Increased ILC3s associated with higher levels of IL-1β aggravates inflammatory arthritis in mice lacking phagocytic NADPH oxidase

Abstract

The role of redox regulation in immune-mediated arthritis has been previously described. However, the relationship between innate immune cells, including innate lymphoid cells (ILCs) and phagocyte-derived ROS, in this process remains unclear. Here, we characterize ILCs and measure the IL-1 family cytokines along with other cytokines relevant to ILC functions and development in serum-induced arthritic joints in wild type and phagocytic NADPH oxidase (NOX2)-deficient Ncf1^-/- mice. We found more severe serum-induced joint inflammation and increased NCR⁺ ILC3s in inflamed joints of Ncf1^-/- mice. Furthermore, in vitro stimulation with IL-1β on Tbet⁺ ILC1s from joints facilitated their differentiation into ROR-γt⁺ ILC3s. Moreover, treatment with IL-1 antagonists effectively lowered the proportions of NCR⁺ ILC3s and IL-17A producing ILC3s in Ncf1^-/- arthritic mice and ameliorated the joint inflammation.
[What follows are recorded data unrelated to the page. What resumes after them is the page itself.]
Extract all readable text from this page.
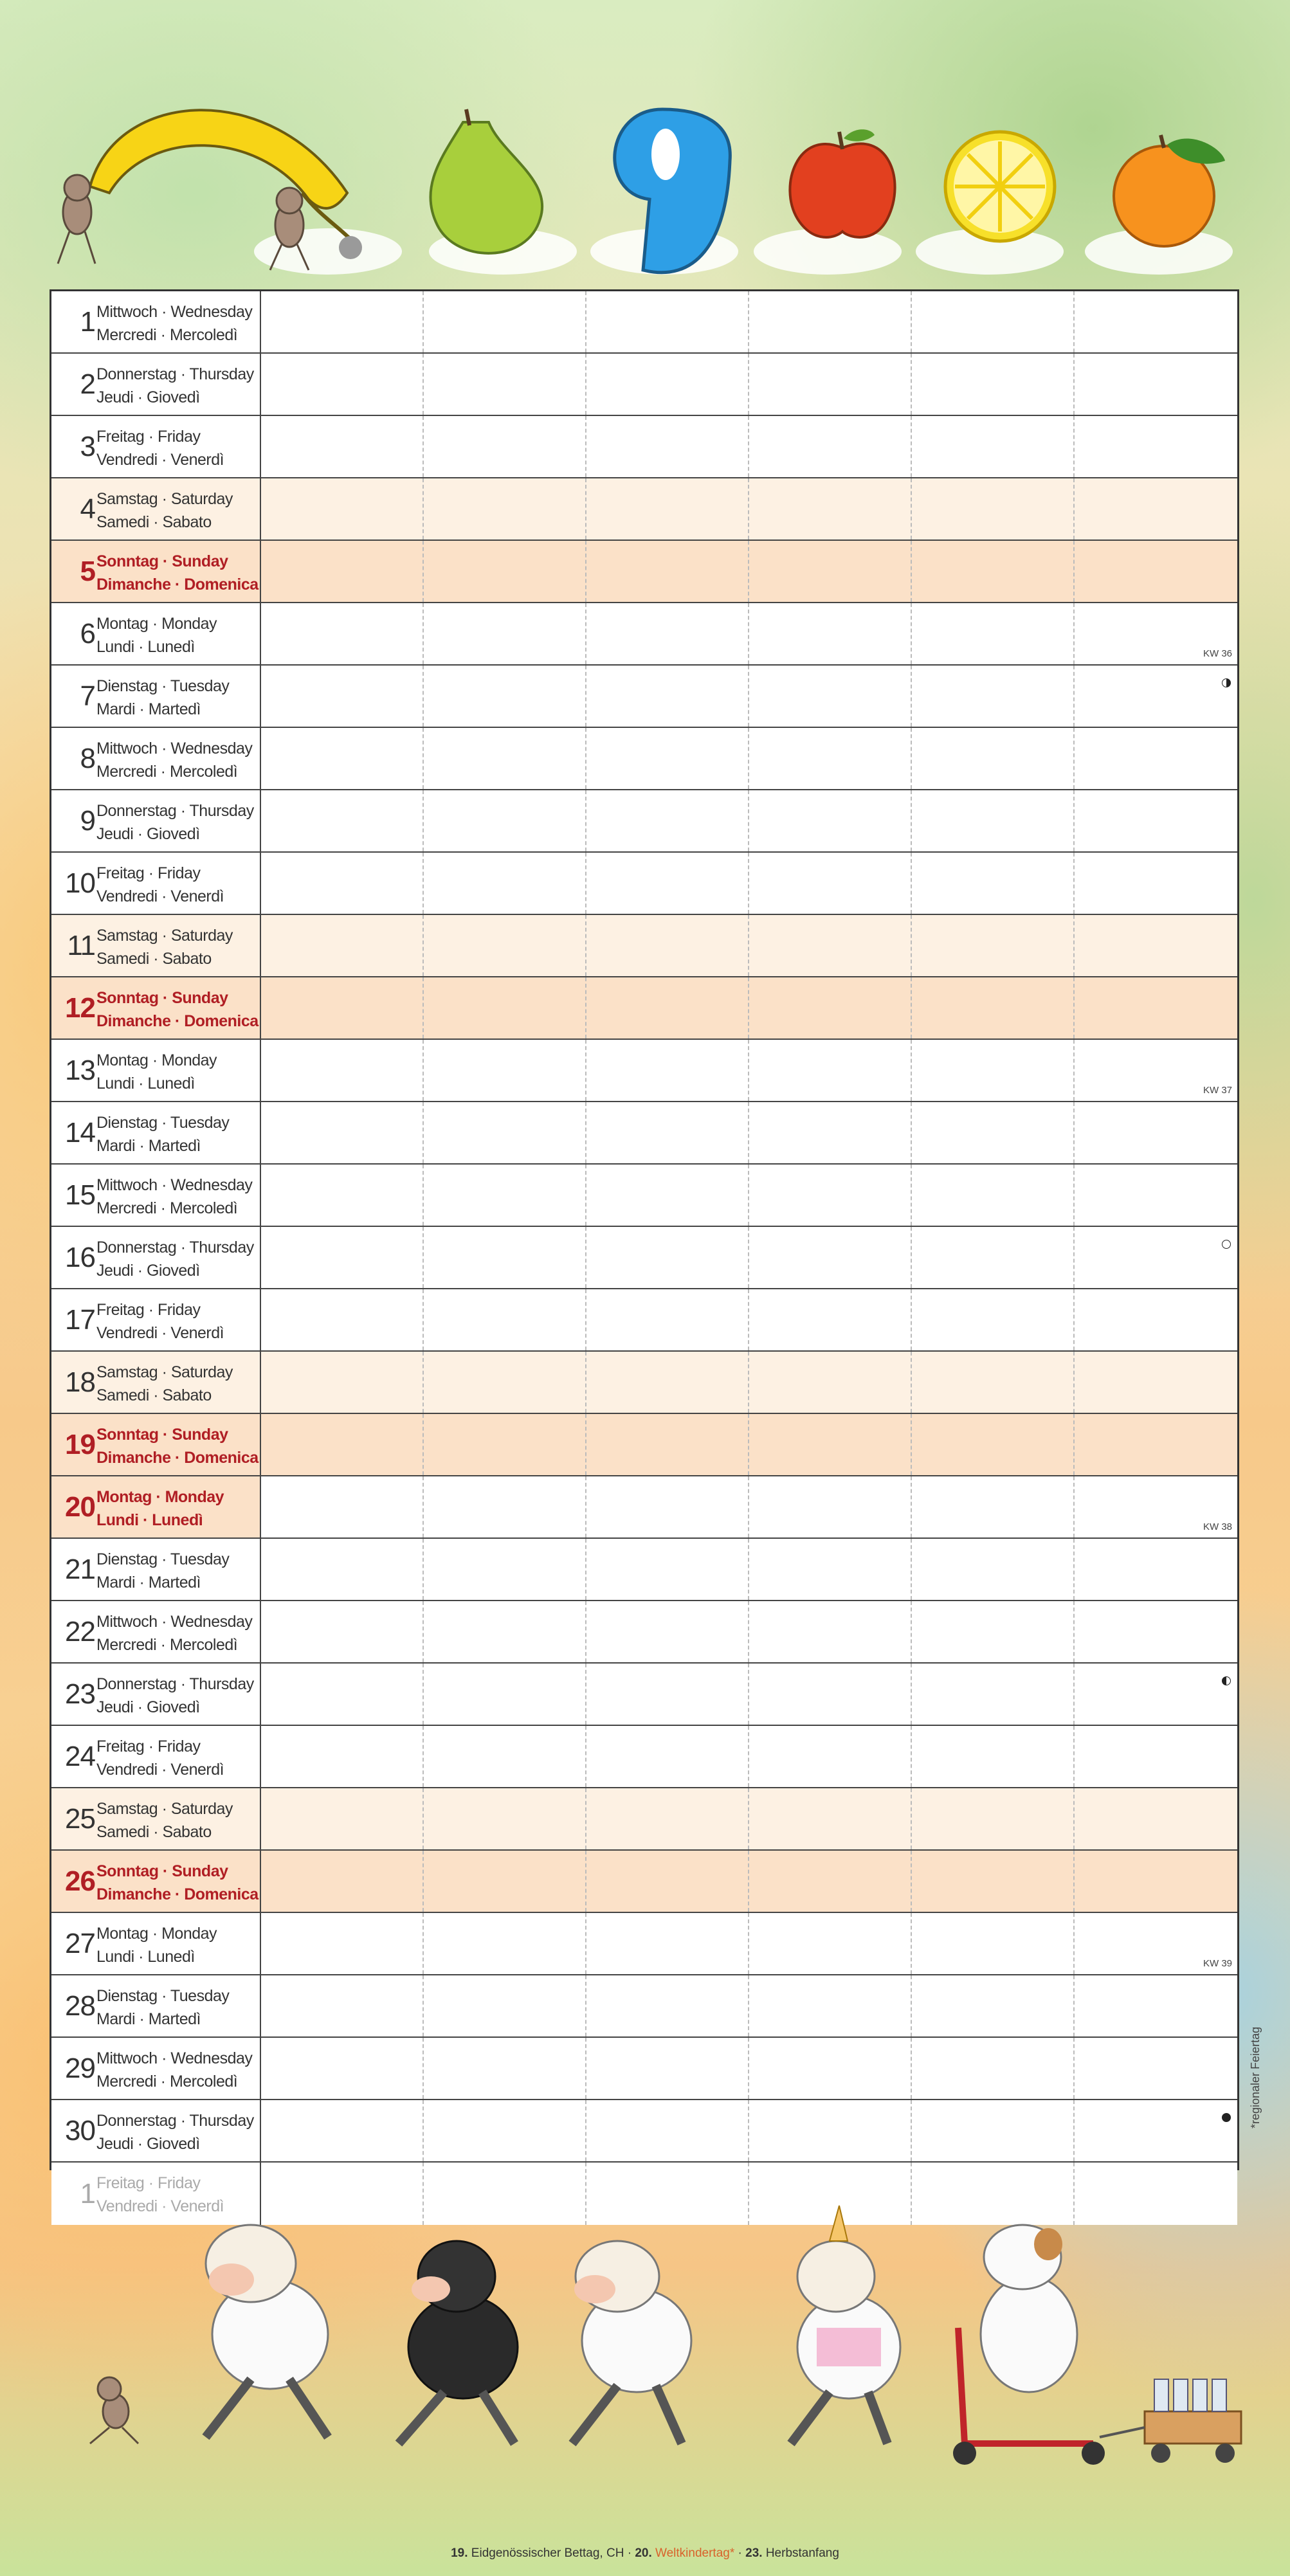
1 Mittwoch · Wednesday
Mercredi · Mercoledì
2 Donnerstag · Thursday
Jeudi · Giovedì
3 Freitag · Friday
Vendredi · Venerdì
4 Samstag · Saturday
Samedi · Sabato
5 Sonntag · Sunday
Dimanche · Domenica
6 Montag · Monday
Lundi · Lunedì	KW 36
7 Dienstag · Tuesday
Mardi · Martedì
8 Mittwoch · Wednesday
Mercredi · Mercoledì
9 Donnerstag · Thursday
Jeudi · Giovedì
10 Freitag · Friday
Vendredi · Venerdì
11 Samstag · Saturday
Samedi · Sabato
12 Sonntag · Sunday
Dimanche · Domenica
13 Montag · Monday
Lundi · Lunedì	KW 37
14 Dienstag · Tuesday
Mardi · Martedì
15 Mittwoch · Wednesday
Mercredi · Mercoledì
16 Donnerstag · Thursday
Jeudi · Giovedì
17 Freitag · Friday
Vendredi · Venerdì
18 Samstag · Saturday
Samedi · Sabato
19 Sonntag · Sunday
Dimanche · Domenica
20 Montag · Monday
Lundi · Lunedì	KW 38
21 Dienstag · Tuesday
Mardi · Martedì
22 Mittwoch · Wednesday
Mercredi · Mercoledì
23 Donnerstag · Thursday
Jeudi · Giovedì
24 Freitag · Friday
Vendredi · Venerdì
25 Samstag · Saturday
Samedi · Sabato
26 Sonntag · Sunday
Dimanche · Domenica
27 Montag · Monday
Lundi · Lunedì	KW 39
28 Dienstag · Tuesday
Mardi · Martedì
29 Mittwoch · Wednesday
Mercredi · Mercoledì
30 Donnerstag · Thursday
Jeudi · Giovedì
1 Freitag · Friday
Vendredi · Venerdì
*regionaler Feiertag
19. Eidgenössischer Bettag, CH · 20. Weltkindertag* · 23. Herbstanfang
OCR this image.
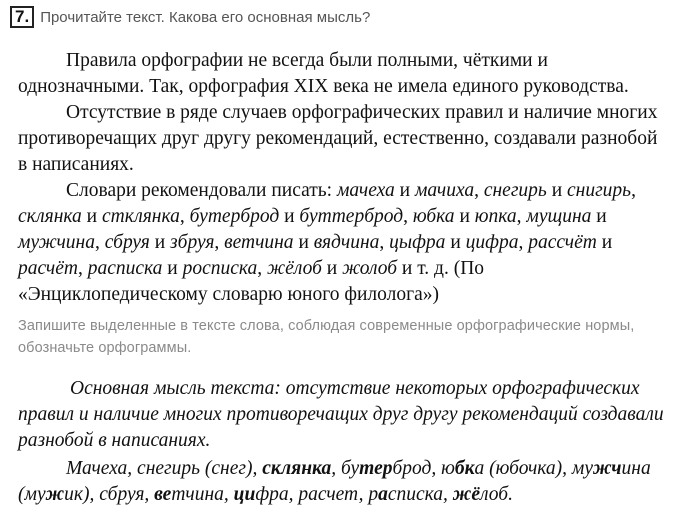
7. Прочитайте текст. Какова его основная мысль?
Правила орфографии не всегда были полными, чёткими и
однозначными. Так, орфография XIX века не имела единого руководства.
Отсутствие в ряде случаев орфографических правил и наличие многих
противоречащих друг другу рекомендаций, естественно, создавали разнобой
в написаниях.
Словари рекомендовали писать: мачеха и мачиха, снегирь и снигирь,
склянка и стклянка, бутерброд и буттерброд, юбка и юпка, мущина и
мужчина, сбруя и збруя, ветчина и вядчина, цыфра и цифра, рассчёт и
расчёт, расписка и росписка, жёлоб и жолоб и т. д. (По
«Энциклопедическому словарю юного филолога»)
Запишите выделенные в тексте слова, соблюдая современные орфографические нормы,
обозначьте орфограммы.
Основная мысль текста: отсутствие некоторых орфографических
правил и наличие многих противоречащих друг другу рекомендаций создавали
разнобой в написаниях.
Мачеха, снегирь (снег), склянка, бутерброд, юбка (юбочка), мужчина
(мужик), сбруя, ветчина, цифра, расчет, расписка, жёлоб.
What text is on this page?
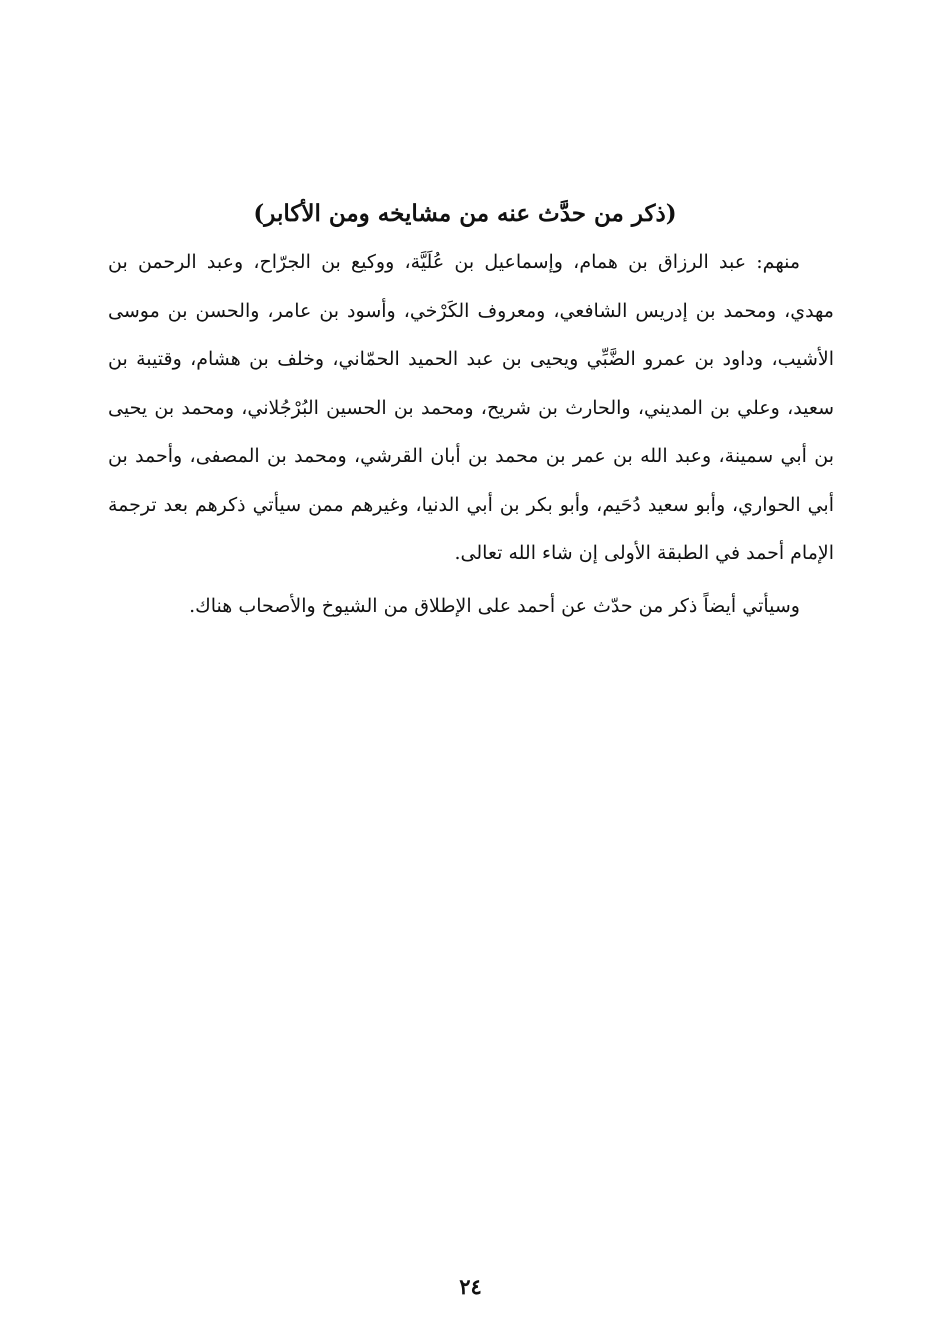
(ذكر من حدَّث عنه من مشايخه ومن الأكابر)

منهم: عبد الرزاق بن همام، وإسماعيل بن عُلَيَّة، ووكيع بن الجرّاح، وعبد الرحمن بن مهدي، ومحمد بن إدريس الشافعي، ومعروف الكَرْخي، وأسود بن عامر، والحسن بن موسى الأشيب، وداود بن عمرو الضَّبِّي ويحيى بن عبد الحميد الحمّاني، وخلف بن هشام، وقتيبة بن سعيد، وعلي بن المديني، والحارث بن شريح، ومحمد بن الحسين البُرْجُلاني، ومحمد بن يحيى بن أبي سمينة، وعبد الله بن عمر بن محمد بن أبان القرشي، ومحمد بن المصفى، وأحمد بن أبي الحواري، وأبو سعيد دُحَيم، وأبو بكر بن أبي الدنيا، وغيرهم ممن سيأتي ذكرهم بعد ترجمة الإمام أحمد في الطبقة الأولى إن شاء الله تعالى.

وسيأتي أيضاً ذكر من حدّث عن أحمد على الإطلاق من الشيوخ والأصحاب هناك.

٢٤
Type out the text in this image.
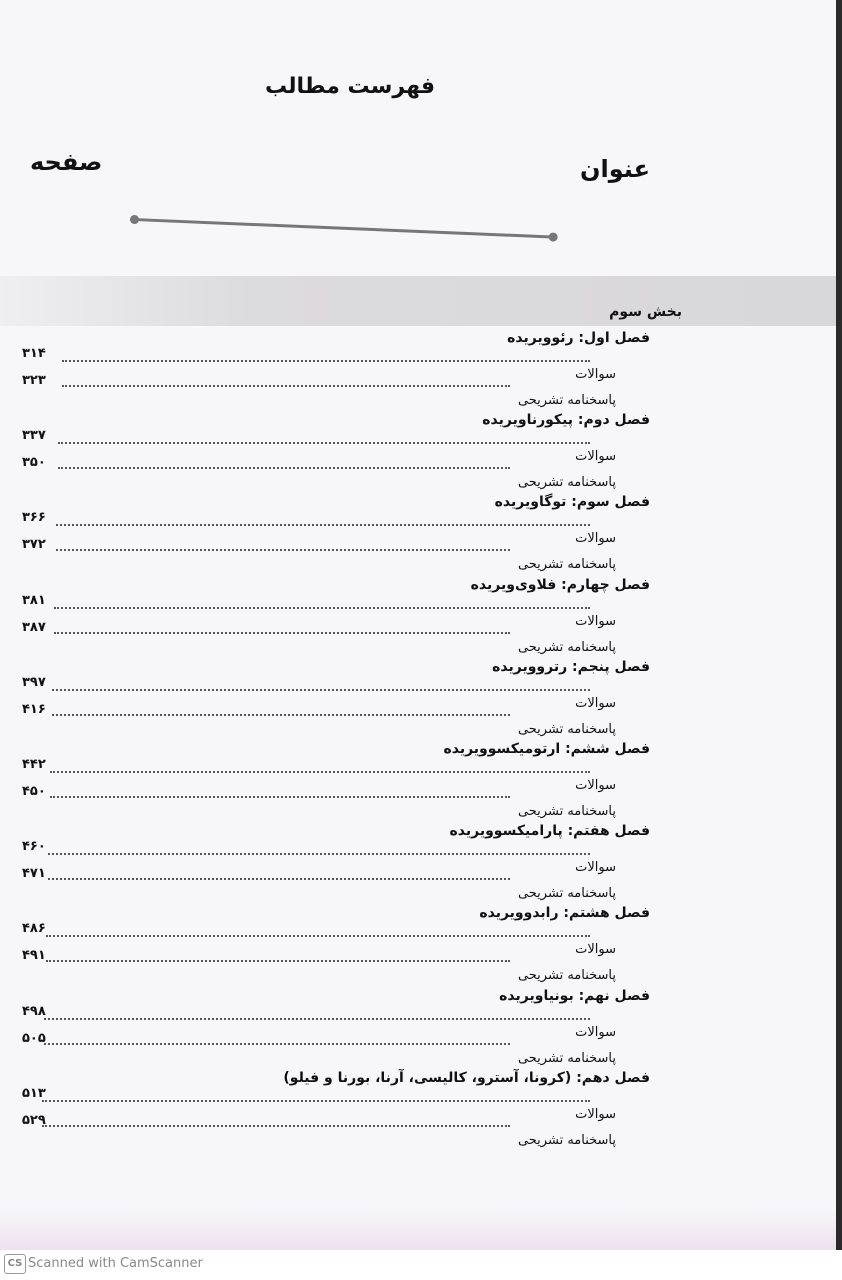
فهرست مطالب
عنوان
صفحه
بخش سوم
فصل اول: رئوویریده
۳۱۴
سوالات
۳۲۳
پاسخنامه تشریحی
فصل دوم: پیکورناویریده
۳۳۷
سوالات
۳۵۰
پاسخنامه تشریحی
فصل سوم: توگاویریده
۳۶۶
سوالات
۳۷۲
پاسخنامه تشریحی
فصل چهارم: فلاوی‌ویریده
۳۸۱
سوالات
۳۸۷
پاسخنامه تشریحی
فصل پنجم: رتروویریده
۳۹۷
سوالات
۴۱۶
پاسخنامه تشریحی
فصل ششم: ارتومیکسوویریده
۴۴۲
سوالات
۴۵۰
پاسخنامه تشریحی
فصل هفتم: پارامیکسوویریده
۴۶۰
سوالات
۴۷۱
پاسخنامه تشریحی
فصل هشتم: رابدوویریده
۴۸۶
سوالات
۴۹۱
پاسخنامه تشریحی
فصل نهم: بونیاویریده
۴۹۸
سوالات
۵۰۵
پاسخنامه تشریحی
فصل دهم: (کرونا، آسترو، کالیسی، آرنا، بورنا و فیلو)
۵۱۳
سوالات
۵۲۹
پاسخنامه تشریحی
CS Scanned with CamScanner
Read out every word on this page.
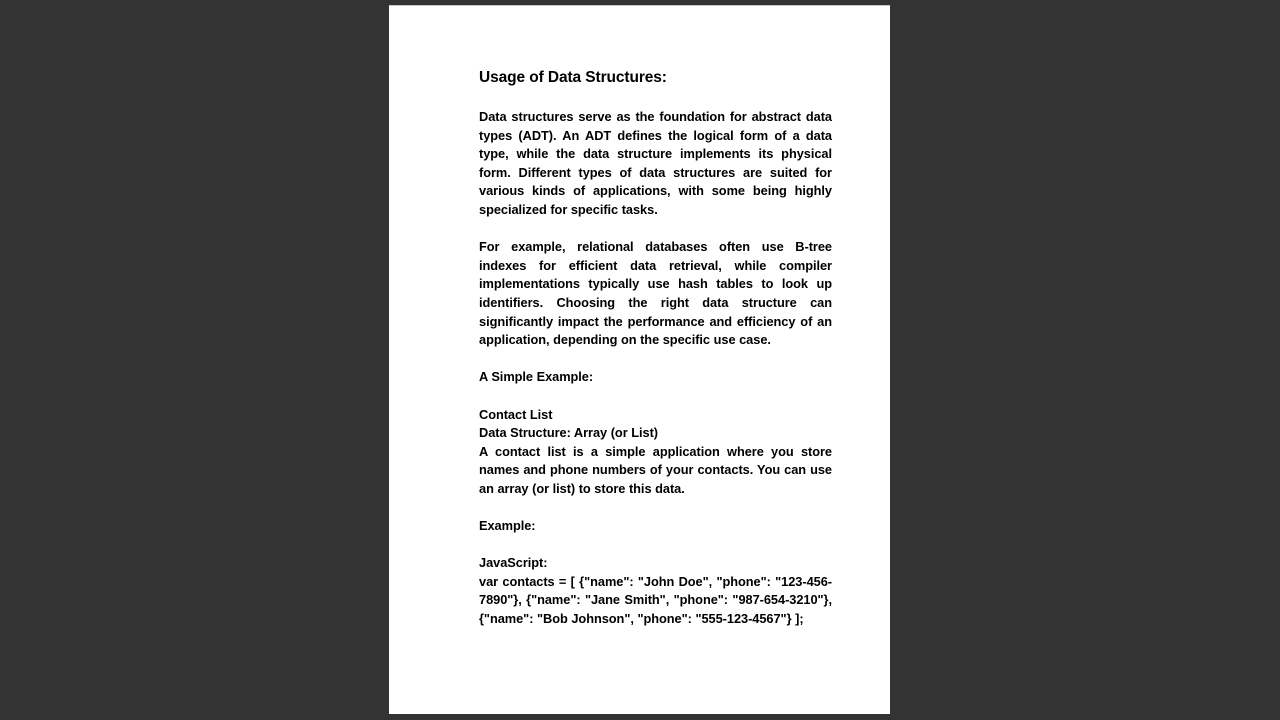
Usage of Data Structures:
Data structures serve as the foundation for abstract data types (ADT). An ADT defines the logical form of a data type, while the data structure implements its physical form. Different types of data structures are suited for various kinds of applications, with some being highly specialized for specific tasks.
For example, relational databases often use B-tree indexes for efficient data retrieval, while compiler implementations typically use hash tables to look up identifiers. Choosing the right data structure can significantly impact the performance and efficiency of an application, depending on the specific use case.
A Simple Example:
Contact List
Data Structure: Array (or List)
A contact list is a simple application where you store names and phone numbers of your contacts. You can use an array (or list) to store this data.
Example:
JavaScript:
var contacts = [ {"name": "John Doe", "phone": "123-456-7890"}, {"name": "Jane Smith", "phone": "987-654-3210"}, {"name": "Bob Johnson", "phone": "555-123-4567"} ];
These results suggest that NOX2 is an essential regulator of ILC transdifferentiation and may mediate this process in a redox-dependent manner through IL-1β production in the inflammatory joint. Our findings shed important light on the role of ILCs in the initiation and progression in tissue inflammation and delineate a novel innate immune cell-mediated pathogenic mechanism through which redox regulation may determine the direction of immune responses in joints.

Keywords: NADPH oxidase; chronic granulomatous disease; innate lymphoid cells; reactive oxygen species; serum-induced arthritis.